В этот затененный уголок о-Сэн принесла таз и стала стирать. О-Хару носила из колодца воду. Служанка на первый взгляд казалась хмурой, неразговорчивой. На молодого приказчика и подмастерьев она смотрела сурово и свысока. Они должны были помнить, что она не простая служанка. Но, оставаясь в обществе своей госпожи, она преображалась. И было нетрудно заметить, что в ее жилах течет горячая кровь.
Перебросившись с о-Сэн двумя-тремя словами, Санкити остановился у колодца. Подошел Сёта. Руки у него были в земле, значит, опять копался в огороде. Увидев о-Хару, он попросил ее полить ему на руки. Щеки у девушки зарделись. Стоящая рядом о-Сэн смотрела на молодых людей безучастным взглядом.
Сёта вымыл руки. Весело переговариваясь, дядя и племянник пошли к дому.

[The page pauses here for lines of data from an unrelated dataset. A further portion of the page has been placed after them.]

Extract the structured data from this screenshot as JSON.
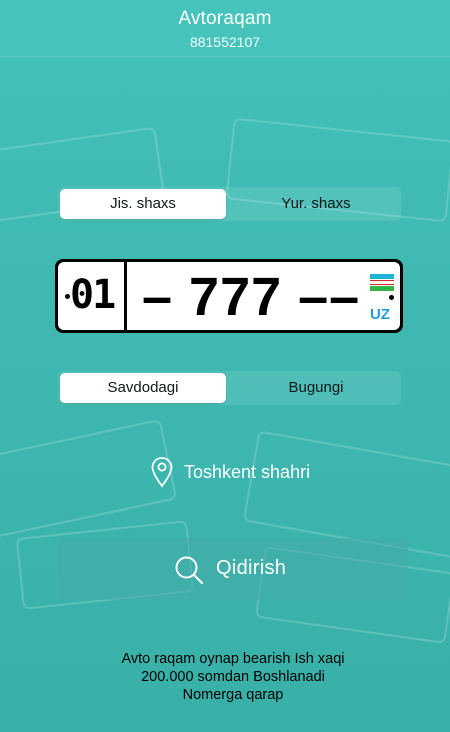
{
  "header": {
    "title": "Avtoraqam",
    "phone": "881552107"
  },
  "owner_type": {
    "options": [
      "Jis. shaxs",
      "Yur. shaxs"
    ],
    "selected": "Jis. shaxs"
  },
  "plate": {
    "region": "01",
    "number": "– 777 ––",
    "country_code": "UZ",
    "flag_colors": [
      "#1eb4d4",
      "#ffffff",
      "#2fb34a"
    ]
  },
  "listing_type": {
    "options": [
      "Savdodagi",
      "Bugungi"
    ],
    "selected": "Savdodagi"
  },
  "location": {
    "icon": "location-pin-icon",
    "label": "Toshkent shahri"
  },
  "search": {
    "icon": "search-icon",
    "label": "Qidirish"
  },
  "footer": {
    "lines": [
      "Avto raqam oynap bearish Ish xaqi",
      "200.000 somdan Boshlanadi",
      "Nomerga qarap"
    ]
  },
  "colors": {
    "background": "#3dbab4",
    "accent": "#46c4bc"
  }
}
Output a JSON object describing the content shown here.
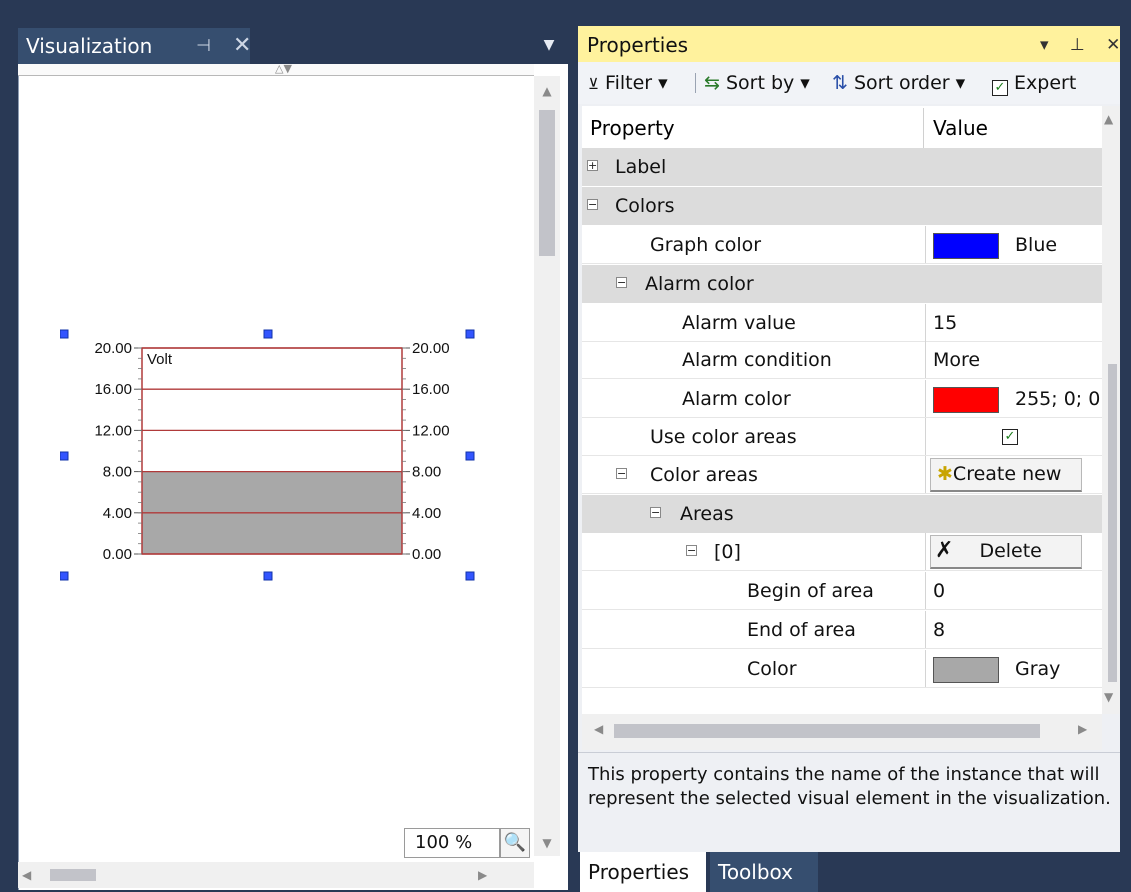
{
  "visualization": {
    "tab_title": "Visualization",
    "pin_glyph": "⊣",
    "close_glyph": "✕",
    "dropdown_glyph": "▼",
    "zoom_label": "100 %",
    "zoom_icon": "🔍",
    "meter": {
      "left_ticks": [
        "20.00",
        "16.00",
        "12.00",
        "8.00",
        "4.00",
        "0.00"
      ],
      "right_ticks": [
        "20.00",
        "16.00",
        "12.00",
        "8.00",
        "4.00",
        "0.00"
      ],
      "unit_label": "Volt",
      "range": [
        0,
        20
      ],
      "gray_area": [
        0,
        8
      ],
      "line_color": "#b03a3a",
      "area_color": "#a8a8a8",
      "handle_color": "#3355ff"
    }
  },
  "properties": {
    "title": "Properties",
    "header_controls": "▾ ⊥ ✕",
    "toolbar": {
      "filter": "Filter ▾",
      "sort_by": "Sort by ▾",
      "sort_order": "Sort order ▾",
      "expert": "Expert",
      "expert_checked": true
    },
    "columns": {
      "property": "Property",
      "value": "Value"
    },
    "rows": [
      {
        "label": "Label",
        "expander": "+",
        "category": true
      },
      {
        "label": "Colors",
        "expander": "−",
        "category": true
      },
      {
        "label": "Graph color",
        "swatch": "#0000ff",
        "value": "Blue"
      },
      {
        "label": "Alarm color",
        "expander": "−",
        "category": true
      },
      {
        "label": "Alarm value",
        "value": "15"
      },
      {
        "label": "Alarm condition",
        "value": "More"
      },
      {
        "label": "Alarm color",
        "swatch": "#ff0000",
        "value": "255; 0; 0"
      },
      {
        "label": "Use color areas",
        "checkbox": true
      },
      {
        "label": "Color areas",
        "expander": "−",
        "button": "Create new"
      },
      {
        "label": "Areas",
        "expander": "−",
        "category": true
      },
      {
        "label": "[0]",
        "expander": "−",
        "button": "Delete"
      },
      {
        "label": "Begin of area",
        "value": "0"
      },
      {
        "label": "End of area",
        "value": "8"
      },
      {
        "label": "Color",
        "swatch": "#a8a8a8",
        "value": "Gray"
      }
    ],
    "description": "This property contains the name of the instance that will represent the selected visual element in the visualization.",
    "bottom_tabs": {
      "properties": "Properties",
      "toolbox": "Toolbox"
    }
  }
}
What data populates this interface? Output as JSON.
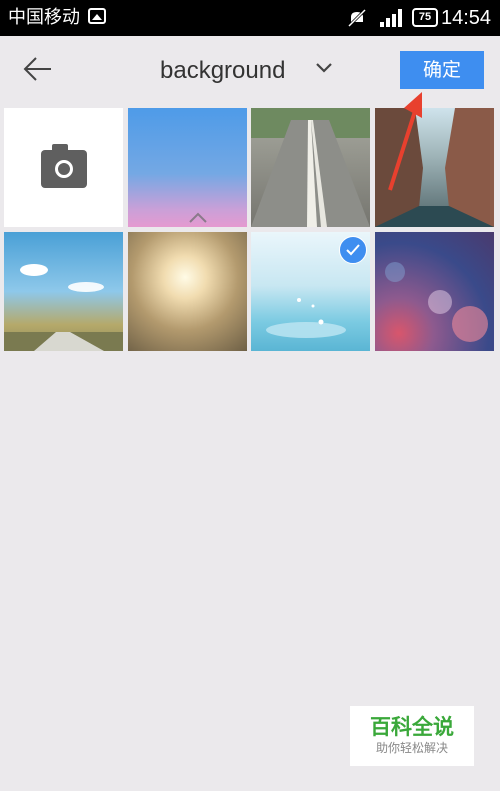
{
  "status_bar": {
    "carrier": "中国移动",
    "battery": "75",
    "time": "14:54",
    "icons": [
      "gallery-icon",
      "muted-icon",
      "signal-icon",
      "battery-icon"
    ]
  },
  "header": {
    "back_icon": "arrow-left-icon",
    "folder_name": "background",
    "dropdown_icon": "chevron-down-icon",
    "confirm_label": "确定",
    "accent_color": "#3e8ef0"
  },
  "grid": {
    "camera_tile": "camera-icon",
    "photos": [
      {
        "subject": "blue-pink sky gradient",
        "selected": false
      },
      {
        "subject": "road with center line",
        "selected": false
      },
      {
        "subject": "city street",
        "selected": false
      },
      {
        "subject": "road under blue sky",
        "selected": false
      },
      {
        "subject": "sun through trees",
        "selected": false
      },
      {
        "subject": "water splash",
        "selected": true
      },
      {
        "subject": "bokeh lights",
        "selected": false
      }
    ]
  },
  "watermark": {
    "title": "百科全说",
    "subtitle": "助你轻松解决"
  }
}
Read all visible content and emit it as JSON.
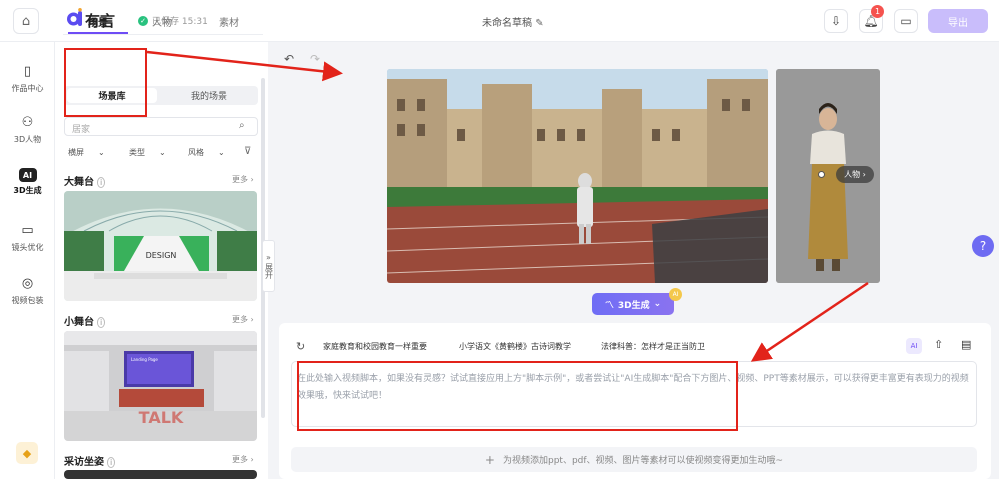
{
  "topbar": {
    "home_icon": "home-icon",
    "logo_text": "有言",
    "saved_text": "已保存 15:31",
    "draft_title": "未命名草稿",
    "edit_icon": "pencil-icon",
    "icons": [
      "cloud-download-icon",
      "bell-icon",
      "folder-icon"
    ],
    "notification_count": "1",
    "export_label": "导出"
  },
  "leftnav": {
    "items": [
      {
        "label": "作品中心",
        "icon": "works-icon"
      },
      {
        "label": "3D人物",
        "icon": "person-icon"
      },
      {
        "label": "3D生成",
        "icon": "ai-icon",
        "badge": "AI"
      },
      {
        "label": "镜头优化",
        "icon": "camera-icon"
      },
      {
        "label": "视频包装",
        "icon": "package-icon"
      }
    ],
    "gem_icon": "diamond-icon"
  },
  "panel": {
    "tabs": [
      "场景",
      "人物",
      "素材"
    ],
    "sub_tabs": [
      "场景库",
      "我的场景"
    ],
    "search_placeholder": "居家",
    "filters": [
      "横屏",
      "类型",
      "风格"
    ],
    "collapse_label": "展开",
    "sections": [
      {
        "title": "大舞台",
        "more": "更多",
        "image_text": "DESIGN"
      },
      {
        "title": "小舞台",
        "more": "更多",
        "image_text": "Landing Page"
      },
      {
        "title": "采访坐姿",
        "more": "更多"
      }
    ],
    "stage_logo_text": "TALK"
  },
  "canvas": {
    "person_label": "人物",
    "gen3d_label": "3D生成",
    "gen3d_badge": "AI"
  },
  "script": {
    "chips": [
      "家庭教育和校园教育一样重要",
      "小学语文《黄鹤楼》古诗词教学",
      "法律科普：怎样才是正当防卫"
    ],
    "placeholder": "在此处输入视频脚本，如果没有灵感？试试直接应用上方\"脚本示例\"，或者尝试让\"AI生成脚本\"配合下方图片、视频、PPT等素材展示，可以获得更丰富更有表现力的视频效果哦，快来试试吧！",
    "add_label": "为视频添加ppt、pdf、视频、图片等素材可以使视频变得更加生动哦~",
    "add_icon": "plus-icon"
  },
  "help_label": "?",
  "colors": {
    "accent": "#6e4cf5",
    "annotation": "#e2231a",
    "export": "#c9bdfb"
  }
}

Их обогнала о-Хару с ведром в руке. Проковылял мимо старик крестьянин, почтительно взглянув на молодого хозяина. Его взгляд, казалось, говорил: «Господин, вы не должны поддаваться влечениям молодости. Столько людей зависит от вас. Они надеются, что вы своим умением и прилежанием умножите благосостояние дома, и чада и домочадцы будут счастливы и спокойны за свою судьбу, а среди них и бедный старик, всю жизнь работавший не покладая рук»,
Сёта преисполнялся важности, когда видел, с каким почтением к нему относятся. Вместе с тем он чувствовал раздражение. «Почему я не могу все бросить и уехать, как другие? — думал Сёта. — Все смотрят на меня так, точно ждут от меня чего-то, как будто я каждому чем-то обязан». Ему было тягостно в родном доме, где десятки глаз следили за каждым его шагом.
Дом Хасимото был построен как все деревенские дома. Сквозь заднюю дверь Сёта и Санкити попали в узкий внутренний дворик, оттуда в палисадник перед окнами лавки. Там они встретили дядю Наоки.